Oct 28: Deepavali

28 Oct

The twenty sixth of October 2011 was an auspicious day indeed since it marked the day of Deepavali, the festival of lights. In the Southern part of India, Deepavali is celebrated to commemorate the death of the demon Narakasura, while in the northern part of India, Deepavali is celebrated as a festival to welcome Lord Rama back to Ayodhya. We can clearly see that all our festivals have a direct connection to our legends either from Lord Rama or Lord Krishna’s life-history.

If we delve into the life-history of Narakasura, the mother Earth was unable to bear the atrocities committed by Narakasura and she went and prostrated to the lord and confided her suffering to the lord.  It is seen in the life-history of Lord Krishna that Lord Indra went and sought Krishna’s help since Narakasura had preempted his throne and expropriated his mother Aditi’s earnings. So Lord Krishna went to Narakasura’s capital along with his wife Sathyabama which was shielded and defended by several barricades. Lord Krishna entered the capital with ease by uttering “Abirae” and killed Narakasura. Mother Earth was Narakasura’s mother was over joyed hearing the news about the death of her son and she came to Lord Krishna with rich presents. She was accompanied by Narakasura’s son Bhagadatta when she came to meet Lord Krishna. With palms folded together Mother Earth sang hymns on praise of Lord Krishna. Krishna gave refugee to Bhagadatta and also emancipated the sixteen thousand princesses who had been held captive by Narakasura in his city. The lord also married all of them in order to protect them.

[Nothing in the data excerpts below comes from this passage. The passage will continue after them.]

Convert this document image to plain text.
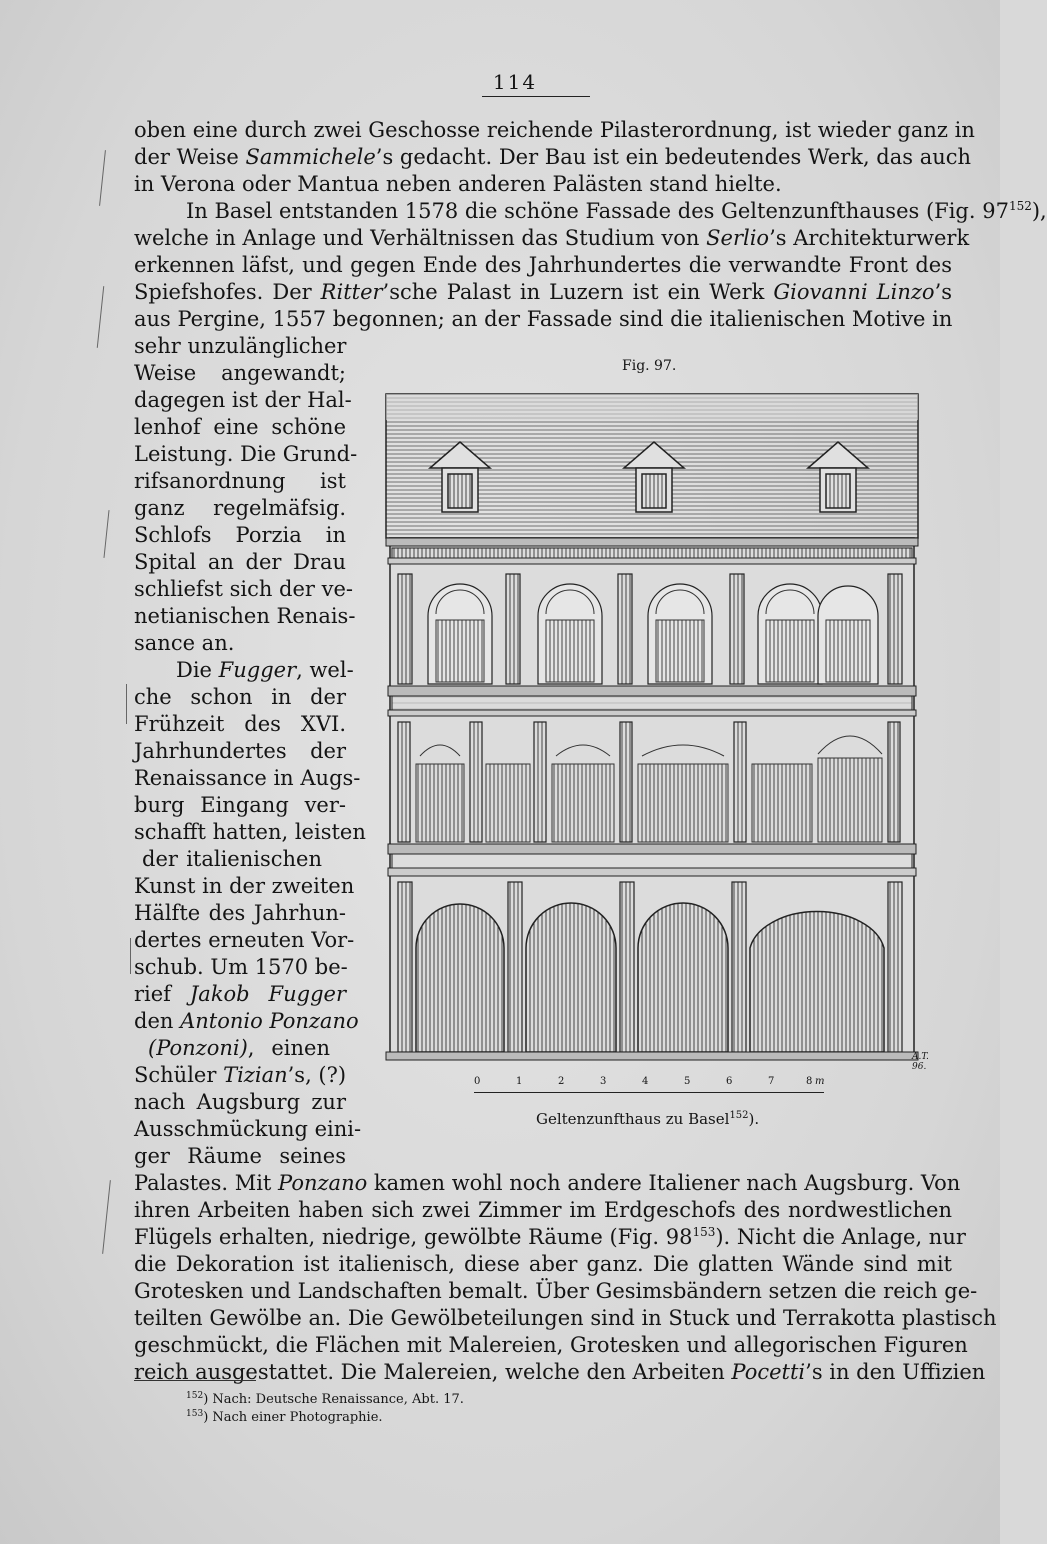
114
oben eine durch zwei Geschosse reichende Pilasterordnung, ist wieder ganz in
der Weise Sammichele’s gedacht. Der Bau ist ein bedeutendes Werk, das auch
in Verona oder Mantua neben anderen Palästen stand hielte.
In Basel entstanden 1578 die schöne Fassade des Geltenzunfthauses (Fig. $97^{152}$),
welche in Anlage und Verhältnissen das Studium von Serlio’s Architekturwerk
erkennen läfst, und gegen Ende des Jahrhundertes die verwandte Front des
Spiefshofes. Der Ritter’sche Palast in Luzern ist ein Werk Giovanni Linzo’s
aus Pergine, 1557 begonnen; an der Fassade sind die italienischen Motive in
sehr unzulänglicher
Weise angewandt;
dagegen ist der Hal-
lenhof eine schöne
Leistung. Die Grund-
rifsanordnung ist
ganz regelmäfsig.
Schlofs Porzia in
Spital an der Drau
schliefst sich der ve-
netianischen Renais-
sance an.
Die Fugger, wel-
che schon in der
Frühzeit des XVI.
Jahrhundertes der
Renaissance in Augs-
burg Eingang ver-
schafft hatten, leisten
der italienischen
Kunst in der zweiten
Hälfte des Jahrhun-
dertes erneuten Vor-
schub. Um 1570 be-
rief Jakob Fugger
den Antonio Ponzano
(Ponzoni), einen
Schüler Tizian’s, (?)
nach Augsburg zur
Ausschmückung eini-
ger Räume seines
Palastes. Mit Ponzano kamen wohl noch andere Italiener nach Augsburg. Von
ihren Arbeiten haben sich zwei Zimmer im Erdgeschofs des nordwestlichen
Flügels erhalten, niedrige, gewölbte Räume (Fig. $98^{153}$). Nicht die Anlage, nur
die Dekoration ist italienisch, diese aber ganz. Die glatten Wände sind mit
Grotesken und Landschaften bemalt. Über Gesimsbändern setzen die reich ge-
teilten Gewölbe an. Die Gewölbeteilungen sind in Stuck und Terrakotta plastisch
geschmückt, die Flächen mit Malereien, Grotesken und allegorischen Figuren
reich ausgestattet. Die Malereien, welche den Arbeiten Pocetti’s in den Uffizien
Fig. 97.
0	1	2	3	4	5	6	7	8 m
A.T. 96.
Geltenzunfthaus zu Basel$^{152}$).
$^{152}$) Nach: Deutsche Renaissance, Abt. 17.
$^{153}$) Nach einer Photographie.
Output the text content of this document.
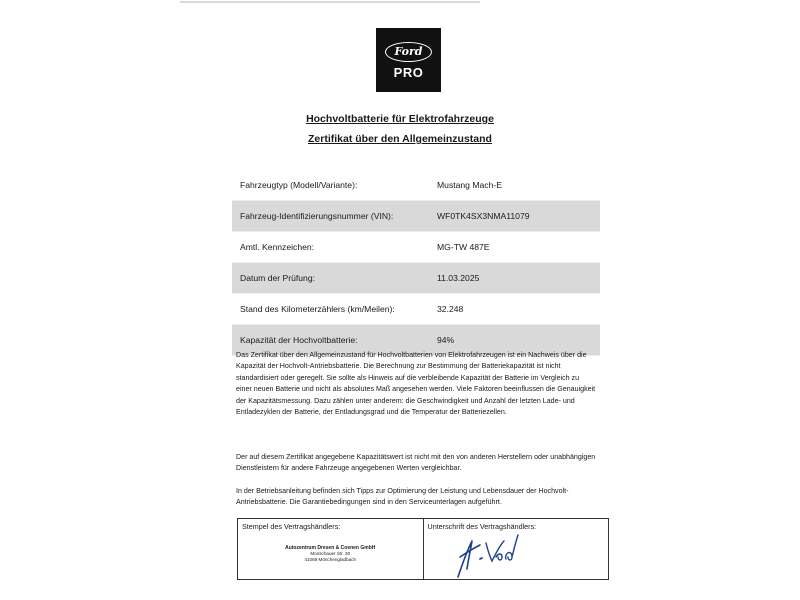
Ford
PRO
Hochvoltbatterie für Elektrofahrzeuge
Zertifikat über den Allgemeinzustand
Fahrzeugtyp (Modell/Variante):	Mustang Mach-E
Fahrzeug-Identifizierungsnummer (VIN):	WF0TK4SX3NMA11079
Amtl. Kennzeichen:	MG-TW 487E
Datum der Prüfung:	11.03.2025
Stand des Kilometerzählers (km/Meilen):	32.248
Kapazität der Hochvoltbatterie:	94%
Das Zertifikat über den Allgemeinzustand für Hochvoltbatterien von Elektrofahrzeugen ist ein Nachweis über die Kapazität der Hochvolt-Antriebsbatterie. Die Berechnung zur Bestimmung der Batteriekapazität ist nicht standardisiert oder geregelt. Sie sollte als Hinweis auf die verbleibende Kapazität der Batterie im Vergleich zu einer neuen Batterie und nicht als absolutes Maß angesehen werden. Viele Faktoren beeinflussen die Genauigkeit der Kapazitätsmessung. Dazu zählen unter anderem: die Geschwindigkeit und Anzahl der letzten Lade- und Entladezyklen der Batterie, der Entladungsgrad und die Temperatur der Batteriezellen.
Der auf diesem Zertifikat angegebene Kapazitätswert ist nicht mit den von anderen Herstellern oder unabhängigen Dienstleistern für andere Fahrzeuge angegebenen Werten vergleichbar.
In der Betriebsanleitung befinden sich Tipps zur Optimierung der Leistung und Lebensdauer der Hochvolt-Antriebsbatterie. Die Garantiebedingungen sind in den Serviceunterlagen aufgeführt.
Stempel des Vertragshändlers:
Autozentrum Dresen & Coenen GmbH
Monschauer Str. 30
41068 Mönchengladbach
Unterschrift des Vertragshändlers:
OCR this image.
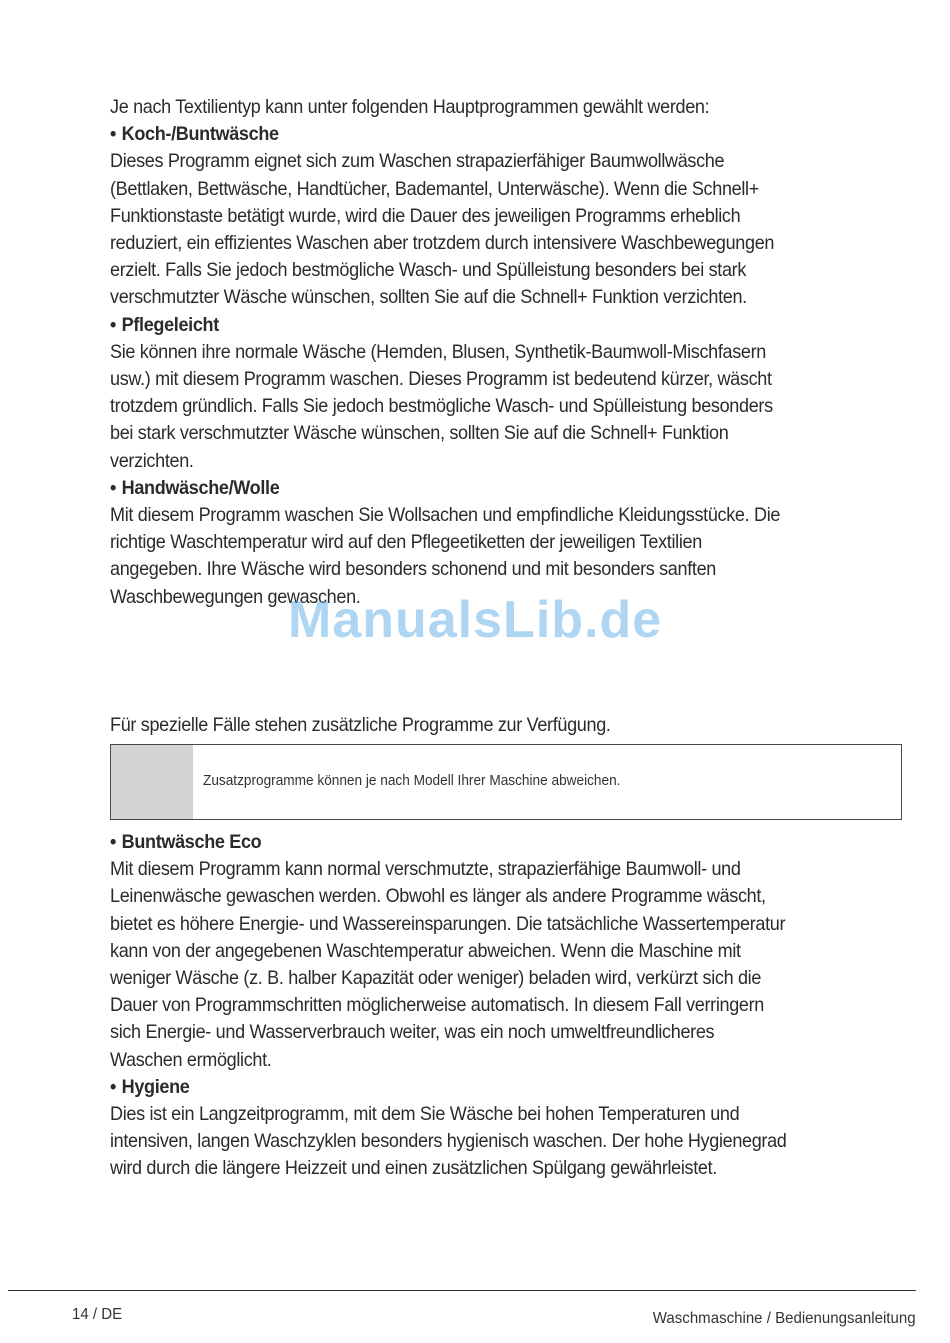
Je nach Textilientyp kann unter folgenden Hauptprogrammen gewählt werden:

• Koch-/Buntwäsche

Dieses Programm eignet sich zum Waschen strapazierfähiger Baumwollwäsche

(Bettlaken, Bettwäsche, Handtücher, Bademantel, Unterwäsche). Wenn die Schnell+

Funktionstaste betätigt wurde, wird die Dauer des jeweiligen Programms erheblich

reduziert, ein effizientes Waschen aber trotzdem durch intensivere Waschbewegungen

erzielt. Falls Sie jedoch bestmögliche Wasch- und Spülleistung besonders bei stark

verschmutzter Wäsche wünschen, sollten Sie auf die Schnell+ Funktion verzichten.

• Pflegeleicht

Sie können ihre normale Wäsche (Hemden, Blusen, Synthetik-Baumwoll-Mischfasern

usw.) mit diesem Programm waschen. Dieses Programm ist bedeutend kürzer, wäscht

trotzdem gründlich. Falls Sie jedoch bestmögliche Wasch- und Spülleistung besonders

bei stark verschmutzter Wäsche wünschen, sollten Sie auf die Schnell+ Funktion

verzichten.

• Handwäsche/Wolle

Mit diesem Programm waschen Sie Wollsachen und empfindliche Kleidungsstücke. Die

richtige Waschtemperatur wird auf den Pflegeetiketten der jeweiligen Textilien

angegeben. Ihre Wäsche wird besonders schonend und mit besonders sanften

Waschbewegungen gewaschen.

ManualsLib.de
Für spezielle Fälle stehen zusätzliche Programme zur Verfügung.
Zusatzprogramme können je nach Modell Ihrer Maschine abweichen.

• Buntwäsche Eco

Mit diesem Programm kann normal verschmutzte, strapazierfähige Baumwoll- und

Leinenwäsche gewaschen werden. Obwohl es länger als andere Programme wäscht,

bietet es höhere Energie- und Wassereinsparungen. Die tatsächliche Wassertemperatur

kann von der angegebenen Waschtemperatur abweichen. Wenn die Maschine mit

weniger Wäsche (z. B. halber Kapazität oder weniger) beladen wird, verkürzt sich die

Dauer von Programmschritten möglicherweise automatisch. In diesem Fall verringern

sich Energie- und Wasserverbrauch weiter, was ein noch umweltfreundlicheres

Waschen ermöglicht.

• Hygiene

Dies ist ein Langzeitprogramm, mit dem Sie Wäsche bei hohen Temperaturen und

intensiven, langen Waschzyklen besonders hygienisch waschen. Der hohe Hygienegrad

wird durch die längere Heizzeit und einen zusätzlichen Spülgang gewährleistet.

14 / DE	Waschmaschine / Bedienungsanleitung
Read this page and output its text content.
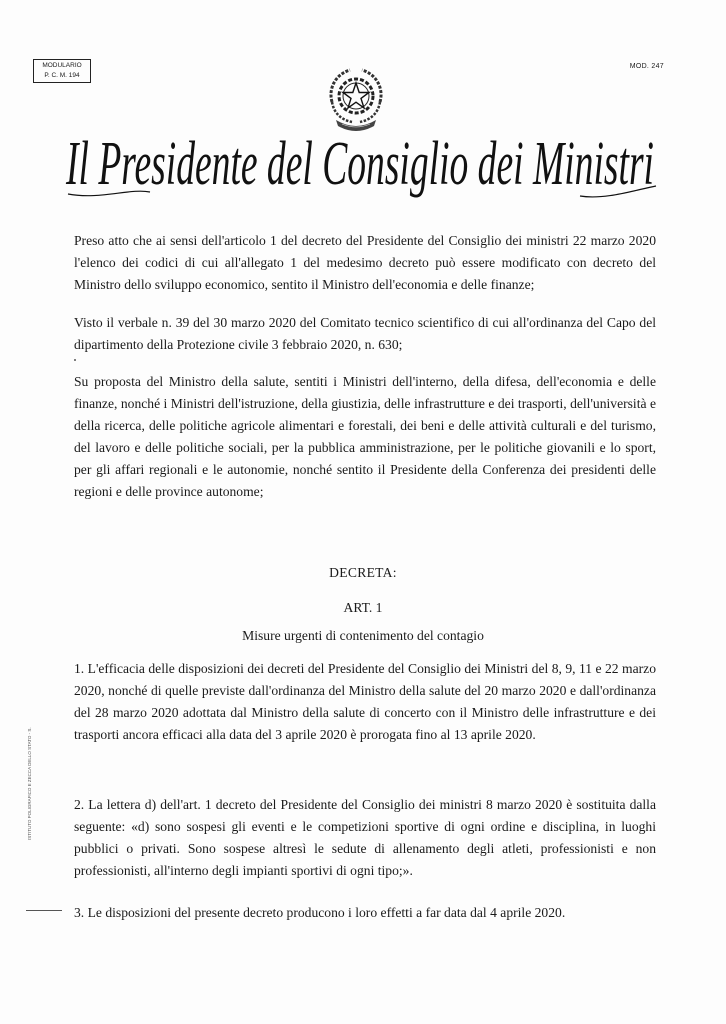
MODULARIO
P. C. M. 194
MOD. 247
Il Presidente del Consiglio dei Ministri

Preso atto che ai sensi dell'articolo 1 del decreto del Presidente del Consiglio dei ministri 22 marzo 2020 l'elenco dei codici di cui all'allegato 1 del medesimo decreto può essere modificato con decreto del Ministro dello sviluppo economico, sentito il Ministro dell'economia e delle finanze;

Visto il verbale n. 39 del 30 marzo 2020 del Comitato tecnico scientifico di cui all'ordinanza del Capo del dipartimento della Protezione civile 3 febbraio 2020, n. 630;

Su proposta del Ministro della salute, sentiti i Ministri dell'interno, della difesa, dell'economia e delle finanze, nonché i Ministri dell'istruzione, della giustizia, delle infrastrutture e dei trasporti, dell'università e della ricerca, delle politiche agricole alimentari e forestali, dei beni e delle attività culturali e del turismo, del lavoro e delle politiche sociali, per la pubblica amministrazione, per le politiche giovanili e lo sport, per gli affari regionali e le autonomie, nonché sentito il Presidente della Conferenza dei presidenti delle regioni e delle province autonome;

DECRETA:
ART. 1
Misure urgenti di contenimento del contagio

1. L'efficacia delle disposizioni dei decreti del Presidente del Consiglio dei Ministri del 8, 9, 11 e 22 marzo 2020, nonché di quelle previste dall'ordinanza del Ministro della salute del 20 marzo 2020 e dall'ordinanza del 28 marzo 2020 adottata dal Ministro della salute di concerto con il Ministro delle infrastrutture e dei trasporti ancora efficaci alla data del 3 aprile 2020 è prorogata fino al 13 aprile 2020.

2. La lettera d) dell'art. 1 decreto del Presidente del Consiglio dei ministri 8 marzo 2020 è sostituita dalla seguente: «d) sono sospesi gli eventi e le competizioni sportive di ogni ordine e disciplina, in luoghi pubblici o privati. Sono sospese altresì le sedute di allenamento degli atleti, professionisti e non professionisti, all'interno degli impianti sportivi di ogni tipo;».

3. Le disposizioni del presente decreto producono i loro effetti a far data dal 4 aprile 2020.

ISTITUTO POLIGRAFICO E ZECCA DELLO STATO - S.
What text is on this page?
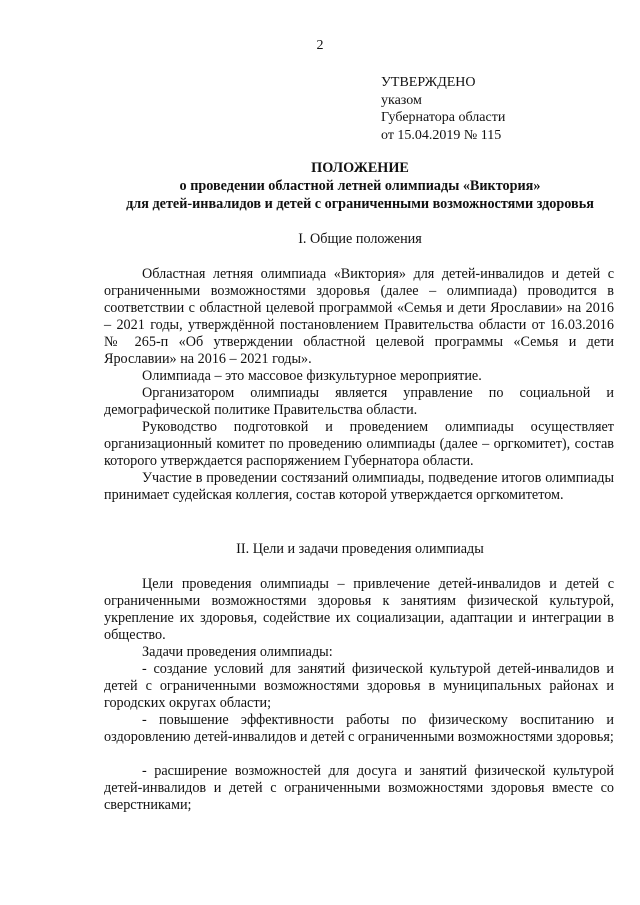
2
УТВЕРЖДЕНО
указом
Губернатора области
от 15.04.2019 № 115
ПОЛОЖЕНИЕ
о проведении областной летней олимпиады «Виктория»
для детей-инвалидов и детей с ограниченными возможностями здоровья
I. Общие положения
Областная летняя олимпиада «Виктория» для детей-инвалидов и детей с ограниченными возможностями здоровья (далее – олимпиада) проводится в соответствии с областной целевой программой «Семья и дети Ярославии» на 2016 – 2021 годы, утверждённой постановлением Правительства области от 16.03.2016 № 265-п «Об утверждении областной целевой программы «Семья и дети Ярославии» на 2016 – 2021 годы».
Олимпиада – это массовое физкультурное мероприятие.
Организатором олимпиады является управление по социальной и демографической политике Правительства области.
Руководство подготовкой и проведением олимпиады осуществляет организационный комитет по проведению олимпиады (далее – оргкомитет), состав которого утверждается распоряжением Губернатора области.
Участие в проведении состязаний олимпиады, подведение итогов олимпиады принимает судейская коллегия, состав которой утверждается оргкомитетом.
II. Цели и задачи проведения олимпиады
Цели проведения олимпиады – привлечение детей-инвалидов и детей с ограниченными возможностями здоровья к занятиям физической культурой, укрепление их здоровья, содействие их социализации, адаптации и интеграции в общество.
Задачи проведения олимпиады:
- создание условий для занятий физической культурой детей-инвалидов и детей с ограниченными возможностями здоровья в муниципальных районах и городских округах области;
- повышение эффективности работы по физическому воспитанию и оздоровлению детей-инвалидов и детей с ограниченными возможностями здоровья;
- расширение возможностей для досуга и занятий физической культурой детей-инвалидов и детей с ограниченными возможностями здоровья вместе со сверстниками;
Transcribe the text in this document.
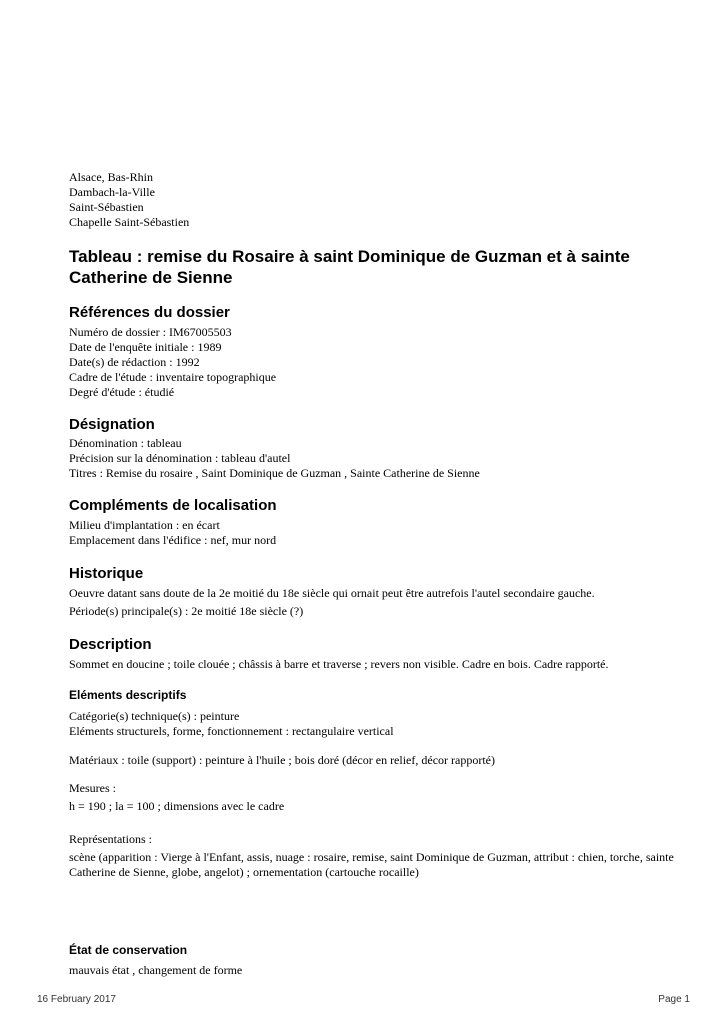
Alsace, Bas-Rhin
Dambach-la-Ville
Saint-Sébastien
Chapelle Saint-Sébastien
Tableau : remise du Rosaire à saint Dominique de Guzman et à sainte Catherine de Sienne
Références du dossier
Numéro de dossier : IM67005503
Date de l'enquête initiale : 1989
Date(s) de rédaction : 1992
Cadre de l'étude : inventaire topographique
Degré d'étude : étudié
Désignation
Dénomination : tableau
Précision sur la dénomination : tableau d'autel
Titres : Remise du rosaire , Saint Dominique de Guzman , Sainte Catherine de Sienne
Compléments de localisation
Milieu d'implantation : en écart
Emplacement dans l'édifice : nef, mur nord
Historique
Oeuvre datant sans doute de la 2e moitié du 18e siècle qui ornait peut être autrefois l'autel secondaire gauche.
Période(s) principale(s) : 2e moitié 18e siècle (?)
Description
Sommet en doucine ; toile clouée ; châssis à barre et traverse ; revers non visible. Cadre en bois. Cadre rapporté.
Eléments descriptifs
Catégorie(s) technique(s) : peinture
Eléments structurels, forme, fonctionnement : rectangulaire vertical
Matériaux : toile (support) : peinture à l'huile ; bois doré (décor en relief, décor rapporté)
Mesures :
h = 190 ; la = 100 ; dimensions avec le cadre
Représentations :
scène (apparition : Vierge à l'Enfant, assis, nuage : rosaire, remise, saint Dominique de Guzman, attribut : chien, torche, sainte Catherine de Sienne, globe, angelot) ; ornementation (cartouche rocaille)
État de conservation
mauvais état , changement de forme
16 February 2017	Page 1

Narakasura’s death is celebrated as Deepavali by lighting the lamps to signify the removal of darkness and ignorance and also to commemorate the victory of good over evil.

Mother Earth was not able to bear the weight of the people. What does this imply? When we say weight, it doesn’t mean the physical weight of the people but it verily refers to the people who don’t revel in satsangs and those who do not chant the divine names of the lord. So Lord Krishna destroyed various Asuras and Kamsa. Who is a Asura? An Asura is not a physical form. In a philosophical view, Asura is a quality that tends to keep people away from chanting the divine names of the lord and also from listening to their divine glories. So Lord Krishna destroyed these Asuras and the very destruction of the Asuras is celebrated as Deepavali. But Mother Earth was still unhappy as there were lot of people who still refrained from being part of the Satsangs and so the lord started to send great saints [Avatars of the lord itself] down to the Earth to dispel these negative forces and make everyone enjoy the bliss of satsang and chant the divine names of the lord if this age of Kali.

Deepavali means ‘row of light’, the term avail connotes row and deepam means light. While Deepavali is celebrated to remember the slaying of Narakasura, the devotees of His Holiness Sri Sri Muralidhara Swamiji celebrate Deepavali as the “Birth of Light”.  Sri Swamiji’s incarnation was also on the day of Deepavali and his incarnation removes all the detrimental forces in all of us and takes us closer to the lord through the incessant chanting of the divine names of the lord. Our Guru Maharaj’s incarnation marks another great significance for Deepavali – to propagate the path of Bhagavatha Dharma and thereby flowers the everlasting happiness in all of us.

The satsang then reminisced the life-history of Sri Swamiji and on this holy occasion satsang members offered the eight petal flower [kshama, sathya,m, daya, santhi, bhakthi, virakthi, premai and jnanam ] to the lotus feet of Sri Swamiji, praying to his holy feet to destroy the Narakasura of pride, avarice, hatred, jealousy and forgetful of god and guru so that this Narakasura can be defeated and that everyone be placed in the throne of divinity

The satsang concluded with prayers and Namasankirtan.